The above warning was given to me when I first met Orthodoxy in 1986. Today [2009] it is even more perilous, even more difficult to find the Royal Path. For one thing there is a far greater abundance of misinformation. And many materials are missing, and other materials are being rapidly rewritten. For another thing there are fewer than ever guides remaining on the Royal Path, especially who speak English. Hopefully this website will be a place where Newcomers to the Faith can keep at least one foot on solid ground, while they are "exploring."

blog owner: Joanna Higginbotham


jurisdiction: ROCA under Vladyka Agafangel

who did not submit to the RocorMP union in 2007


05 August 2007

Lives Of Saints Not Completely Safe?

Generally we should be able to expect that a newcomer could freely read any and all Lives of Orthodox Saints found on the internet or elsewhere. And basically this is true. I would only want to warn that the left wing has been very selective in which lives they offer in their stores and libraries. They tend to overlook saints who were against the liberal innovations they use. An example is that they ignore the saints who fought against the new calendar. Or they will overlook certain things about certain saints, such as St. Seraphim of Sarov's Diveyevo Mystery [19th century].

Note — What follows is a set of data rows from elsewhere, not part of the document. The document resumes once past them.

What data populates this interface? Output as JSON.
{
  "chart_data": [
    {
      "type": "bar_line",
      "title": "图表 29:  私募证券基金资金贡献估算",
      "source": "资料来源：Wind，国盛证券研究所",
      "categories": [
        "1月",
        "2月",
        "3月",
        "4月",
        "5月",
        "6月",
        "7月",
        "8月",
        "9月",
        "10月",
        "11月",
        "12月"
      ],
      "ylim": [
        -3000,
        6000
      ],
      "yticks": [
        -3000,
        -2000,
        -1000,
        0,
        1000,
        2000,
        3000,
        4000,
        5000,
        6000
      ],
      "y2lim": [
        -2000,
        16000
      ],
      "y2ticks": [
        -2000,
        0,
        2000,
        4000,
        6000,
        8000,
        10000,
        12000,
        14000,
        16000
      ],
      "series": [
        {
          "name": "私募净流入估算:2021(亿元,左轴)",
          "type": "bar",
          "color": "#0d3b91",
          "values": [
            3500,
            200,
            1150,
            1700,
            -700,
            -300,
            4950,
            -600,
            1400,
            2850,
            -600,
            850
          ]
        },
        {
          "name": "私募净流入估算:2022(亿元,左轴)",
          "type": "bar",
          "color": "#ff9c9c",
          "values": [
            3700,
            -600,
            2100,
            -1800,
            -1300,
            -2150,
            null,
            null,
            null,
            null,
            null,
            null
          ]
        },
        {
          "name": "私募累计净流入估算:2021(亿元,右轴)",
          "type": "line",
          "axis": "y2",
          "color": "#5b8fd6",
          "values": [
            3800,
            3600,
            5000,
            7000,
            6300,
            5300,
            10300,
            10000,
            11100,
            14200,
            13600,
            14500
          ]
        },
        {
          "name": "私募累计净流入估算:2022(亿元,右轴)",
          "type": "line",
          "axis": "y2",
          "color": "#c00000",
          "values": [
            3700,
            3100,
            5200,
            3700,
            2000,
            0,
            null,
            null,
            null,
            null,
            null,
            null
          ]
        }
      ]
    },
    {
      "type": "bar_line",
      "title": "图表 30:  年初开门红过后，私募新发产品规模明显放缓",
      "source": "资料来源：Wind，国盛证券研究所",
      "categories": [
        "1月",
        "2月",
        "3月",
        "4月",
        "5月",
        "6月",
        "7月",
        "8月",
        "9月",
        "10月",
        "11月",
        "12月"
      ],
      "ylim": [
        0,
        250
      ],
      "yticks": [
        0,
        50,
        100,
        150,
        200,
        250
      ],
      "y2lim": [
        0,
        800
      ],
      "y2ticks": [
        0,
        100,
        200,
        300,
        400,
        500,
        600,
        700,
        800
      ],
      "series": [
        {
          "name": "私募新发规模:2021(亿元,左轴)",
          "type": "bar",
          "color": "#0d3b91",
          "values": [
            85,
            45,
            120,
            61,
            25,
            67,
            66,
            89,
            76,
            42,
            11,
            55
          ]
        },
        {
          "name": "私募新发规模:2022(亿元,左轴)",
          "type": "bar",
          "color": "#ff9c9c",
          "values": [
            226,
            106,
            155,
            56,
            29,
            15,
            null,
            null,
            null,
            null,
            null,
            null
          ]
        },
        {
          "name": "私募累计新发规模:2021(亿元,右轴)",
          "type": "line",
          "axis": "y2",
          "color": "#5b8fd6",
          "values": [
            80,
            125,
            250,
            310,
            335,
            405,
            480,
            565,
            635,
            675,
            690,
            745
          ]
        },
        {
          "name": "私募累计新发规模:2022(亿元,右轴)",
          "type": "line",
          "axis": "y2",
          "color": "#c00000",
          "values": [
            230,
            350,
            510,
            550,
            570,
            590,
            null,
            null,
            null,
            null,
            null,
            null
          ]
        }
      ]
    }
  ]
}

The right wing is good about including these Confessors who speak out against heresies, and about including Prophets who teach about the antichrist; but they tend to distort a saint to their right wing advantage. An example is St. Philaret [†1985] who held a private opinion that supports their ideas, so they present St. Philaret's opinion as if it were a canonical law. The left wing has done their share of distorting, too - recently with St. John Maximovitch [†1966]. They took something he did totally out of context and used it to justify a false union with Moscow.

A newcomer should be safe reading any and all lives of Orthodox saints, if he is aware of these tendencies of the extremes and aims to keep one foot on the solid ground of the royal path. Also it best to stick to Orthodox sources [not Roman Catholic, even for pre-schism saints], and to aim for a variety of types of saints: ascetics, confessors, martyrs, theologians, prophets, monastics, laymen, from different countries and all centuries including our most recent saints such as St. John Maximovitch 1966†, St. Philaret 1985†.

Avoid any new "elders" (past 150 years).  Too many are pseudo.  Study first the Optina elders, and then once you know the true elders, then you won't be fooled by the false ones.